Hoffman... when you're serious about change

Extract from 'Affluenza' How to be Successful and Stay Sane

by Oliver James -
Published by Vermillion

In the last few years I have become aware of the Hoffman process and in making referrals for patients, I have come to favour it over the alternatives. It is the most systematic method I know for properly exploring the role of childhood as well as offering a motorway back from the past. In so doing, it will reduce your vulnerability to the Virus. Whilst many of the techniques it employs are not in themselves original, the specific combination used is original, as is the fact that therapy is conducted as a eight-day residential course.

Four studies have demonstrated that it definitely works for the commonest ailments, such as anxiety and depression (see research). I have not been through the process myself, but I do know many who have, and for some of them the experience has been far more productive than years of other therapies.

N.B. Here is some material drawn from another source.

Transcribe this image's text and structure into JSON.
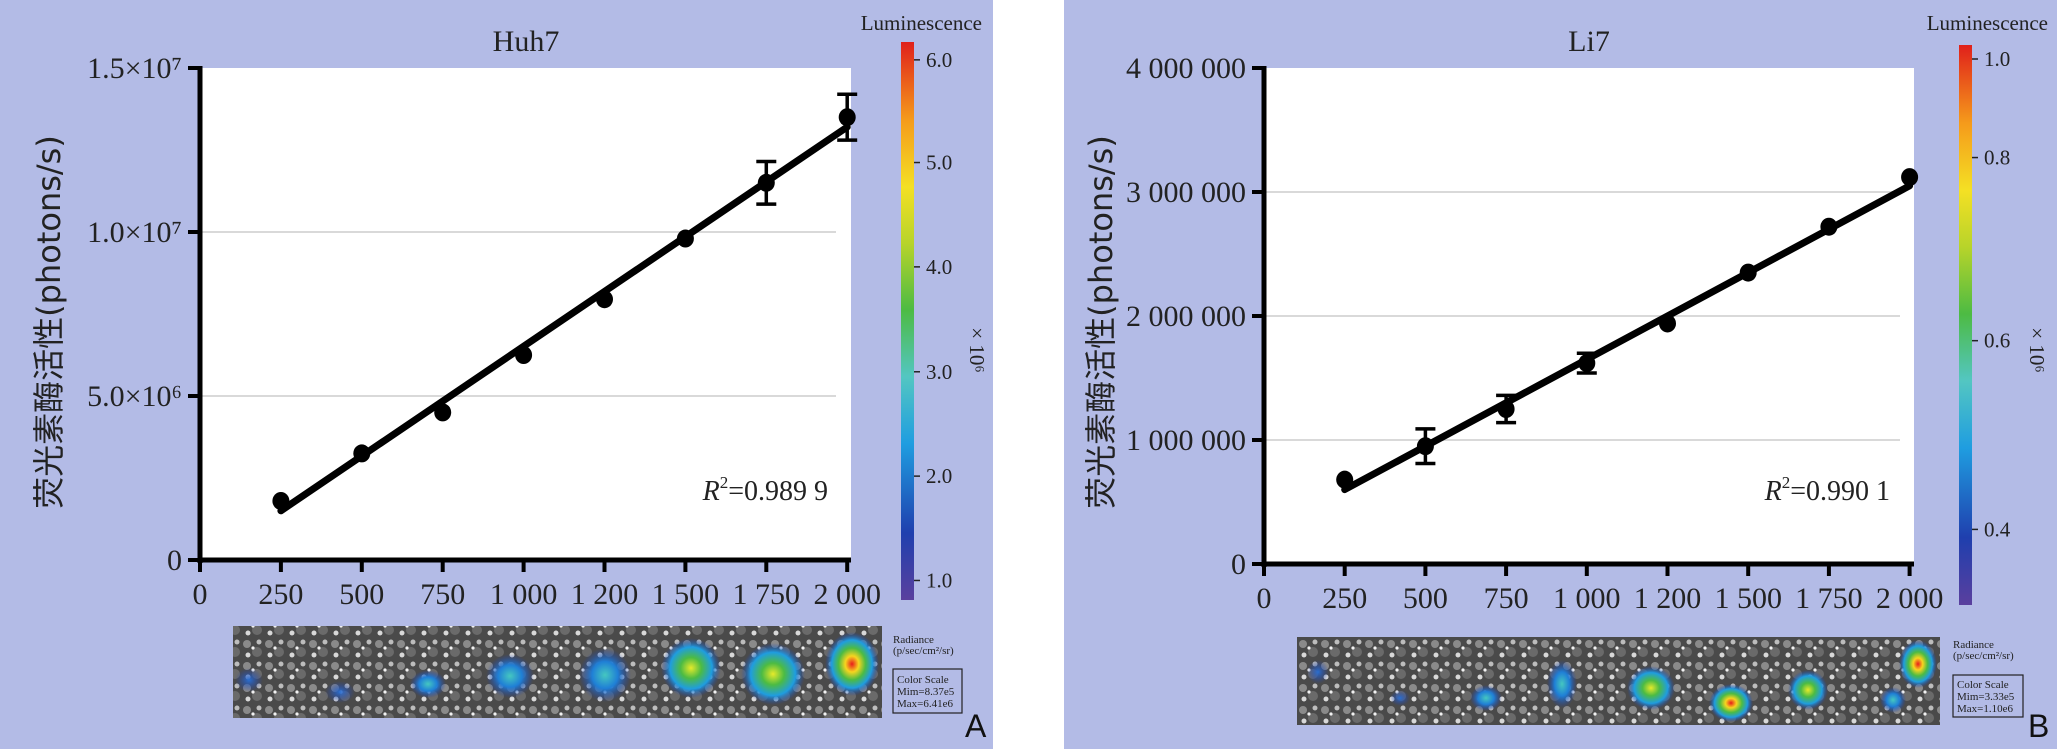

Because the Hoffman process entails cutting yourself off completely from the outside world and placing yourself at the mercy of complete strangers for over a week, it rightly provokes suspicion and scepticism. However, I can assert with absolute confidence that this is not some dodgy cult – there’s no donating 10 per cent of your entire wealth to a Rolls Roycedriving Maharishi. During the first half of the course, the layers of scar tissue created by past experiences are stripped away, in sessions with individual therapists and in groups of other ‘students’ (usually about twenty per course). Methods include visualisation, where you are asked to picture past experiences and relive them, and externalising of emotions – shouting, punching cushions, letting off steam. Students are asked to produce written accounts of their childhoods.

In the second half of the course, forgiveness of parents encouraged by methods such as holding imaginary conversations with them. The spiritual dimension is also vital at this point – nothing to do with conventional religion or any hocus pocus, just reconnection with a level of existence which we all have but which modern life distances us from. The group relationships are also very important.

Revealing oneself to others and hearing their stories is cathartic but also, after the course, enduring mutual support is provided through regular gettogethers, telephone and email.

The Hoffman has only been going for ten years in this country, its originator having been (inevitably) an American, Bob Hoffman. At £2,200 it is not cheap, but then neither is psychoanalysis or cognitive behavioural therapies, and they usually take longer than eight days. Tim Laurence, the director of the UK Hoffman Institute, has written a lively self-help account of it, You Can Change Your Life.